Peneliti BRIN Tri Joko Haryanto
saat presentasi materi
“Membangun Budaya Remaja
Kritis, Literasi, &
5-Anti”, Sabtu, 16 April 2026.
(Sumber Foto: Aryo Satryo Tamtomo)
Surakarta, 16 Mei 2026 – BEM Keluarga Mahasiswa (KM) Unisri baru saja menggelar seminar bertajuk
“Membangun Budaya Anak Muda yang Kritis, Berliterasi, dan Berkarakter 5-Anti”.
Di era serba terdigitalisasi saat ini, muncul
beragam fenomena sosial,
adapun dalam hal ini anak muda menjadi segmen yang paling
terdampak.
Joko Tri Haryanto peneliti
pada bidang agama dan kepercayaan BRIN selaku pembicara pertama menyebut tidak semua
informasi di internet mengandung kebenaran.
Karenanya perlu pembudayaan literasi
pada anak muda. Tujuannya, agar selain memahami
dan kritis dalam menyikapi informasi, pembudayaan literasi dapat
menciptakan generasi yang toleran serta mampu mengambil keputusan secara bijak.
“Literasi ini menjadi super power-nya anak muda, jangan
cepat puas dengan
satu informasi. Saring
sebelum sharing,” ucap Joko.
Selain itu juga, anak muda kerap
menjadi objek rentan
terhadap berbagai praktik-praktik negatif seperti bullying (fisik,
verbal, hingga penyebaran video/foto), kekerasan seksual baik fisik maupun
verbal, intoleransi, korupsi, hingga narkoba.
“Integritas dimulai
dari hal kecil,
dari sekarang, dari saat ini,”
tegas pria Kelahiran Demak itu. Oleh
karena itu, melalui hasil risetnya di Kota Solo, Joko mempresentasikan prinsip
4T, yang terdiri dari Tata Praja (prinsip
bermasyarakat), Tata Krama (prinsip
kesopanan), Tepa Selira (prinsip
toleransi), serta Teguh Manembah (prinsip
patuh).
Dengan
keempat prinsip tersebut diharapkan dapat menciptakan remaja berkepribadian
jempolan.
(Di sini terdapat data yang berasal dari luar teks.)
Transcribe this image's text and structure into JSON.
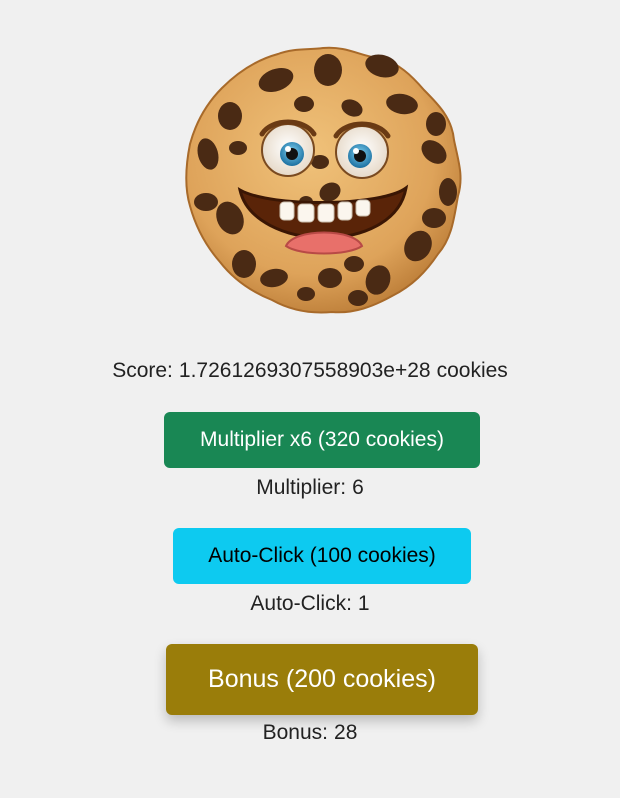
{
  "game": {
    "cookie_icon": "smiling-cookie-icon",
    "score": {
      "prefix": "Score:",
      "value": "1.7261269307558903e+28",
      "unit": "cookies"
    },
    "buttons": {
      "multiplier": "Multiplier x6 (320 cookies)",
      "autoclick": "Auto-Click (100 cookies)",
      "bonus": "Bonus (200 cookies)"
    },
    "stats": {
      "multiplier_label": "Multiplier:",
      "multiplier_value": "6",
      "autoclick_label": "Auto-Click:",
      "autoclick_value": "1",
      "bonus_label": "Bonus:",
      "bonus_value": "28"
    },
    "colors": {
      "background": "#f0f0f0",
      "multiplier_button": "#198754",
      "autoclick_button": "#0dcaf0",
      "bonus_button": "#9a7d0a"
    }
  }
}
Karena menurut Joko, “Indonesia yang lebih baik dimulai dari anak
muda yang baik.”
Sementara
itu, Mohammad Miftah Pengarah Penelitian, Pengembangan, Pendidikan dan
Penerapan Ilmu Pengetahuan dan Teknologi (Litbangjirap) IpTek BRIDA Jawa Tengah
sekaligus pembicara kedua melihat relasi antara pengaruh lingkungan, peran
orang tua, serta pendidikan komprehensif jadi komponen tak terpisahkan atas
perilaku remaja.
Miftah juga menyebut tantangan sosial seperti
ketergantungan gadget hingga
kesenjangan digital perlu dihadapi lewat peningkatan literasi digital.
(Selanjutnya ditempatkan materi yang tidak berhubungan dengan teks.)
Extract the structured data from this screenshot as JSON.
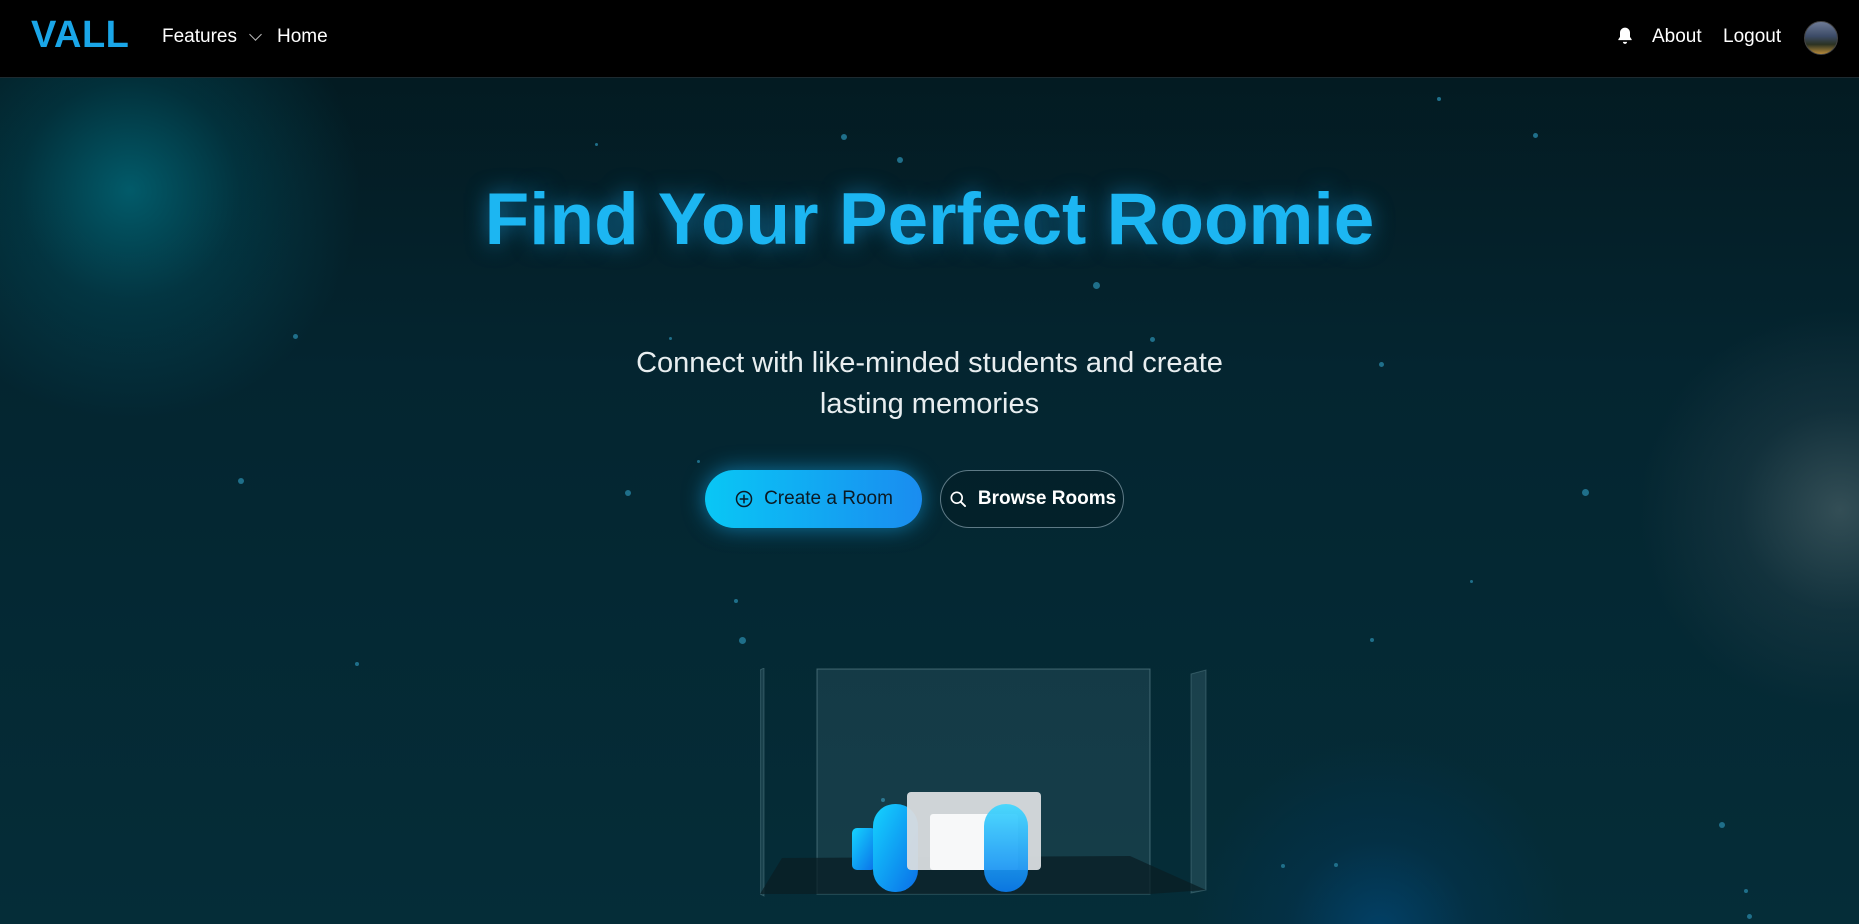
{
  "brand": {
    "logo": "VALL"
  },
  "nav": {
    "features_label": "Features",
    "home_label": "Home",
    "about_label": "About",
    "logout_label": "Logout"
  },
  "hero": {
    "title": "Find Your Perfect Roomie",
    "subtitle": "Connect with like-minded students and create lasting memories",
    "create_button": "Create a Room",
    "browse_button": "Browse Rooms"
  },
  "icons": {
    "nav": [
      "chevron-down-icon",
      "bell-icon",
      "avatar"
    ],
    "buttons": [
      "plus-circle-icon",
      "search-icon"
    ]
  },
  "colors": {
    "accent": "#1cb6f2",
    "button_gradient_start": "#09c7f5",
    "button_gradient_end": "#1a8cf0",
    "nav_background": "#000000",
    "page_background": "#032029"
  }
}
Karenanya, implementasi menjadi hal penting dan menurutnya dapat dipraktikkan
melalui pendidikan digital, akses teknologi, pelatihan/workshop, hingga kegiatan ekstrakurikuler.
“Orang
yang punya literasi yang kuat dia bisa beradaptasi dengan zamannya,” terang
Miftah. Sejalan dengan itu, baik guru atau orang tua sama-sama berperan penting
dalam menjalankan praktik itu.
Sementara itu, untuk memerangi fenomena seperti bullying, kekerasan seksual, hingga
penggunaan narkoba, Miftah menyebut perlunya pemberdayaan prinsip 5-Anti (Anti
Korupsi, Anti Narkoba, Anti Kekerasan Seksual, Anti Perundungan, dan Anti
Intoleransi).
Prinsip
tersebut pada ruang lingkup sekolah dapat diimplementasikan semisal pengadaan
kurikulum 5-Anti, pengadaan ekstrakurikuler pendukung, pengawasan terhadap
korban terdampak, sampai evaluasi program.
Di
lain sisi, ia juga menekankan perlunya keterlibatan generasi muda sebagai agent of change perlu untuk lebih
terlibat secara nyata.
Aksi itu bisa dimulai
dengan cara seperti
menggunakan teknologi secara bijak, mengembangkan inovasi yang solutif,
mengedukasi masyarakat, berpartisipasi pada kegiatan politik, sampai
menginspirasi orang lain untuk menjadi agen perubahan selanjutnya.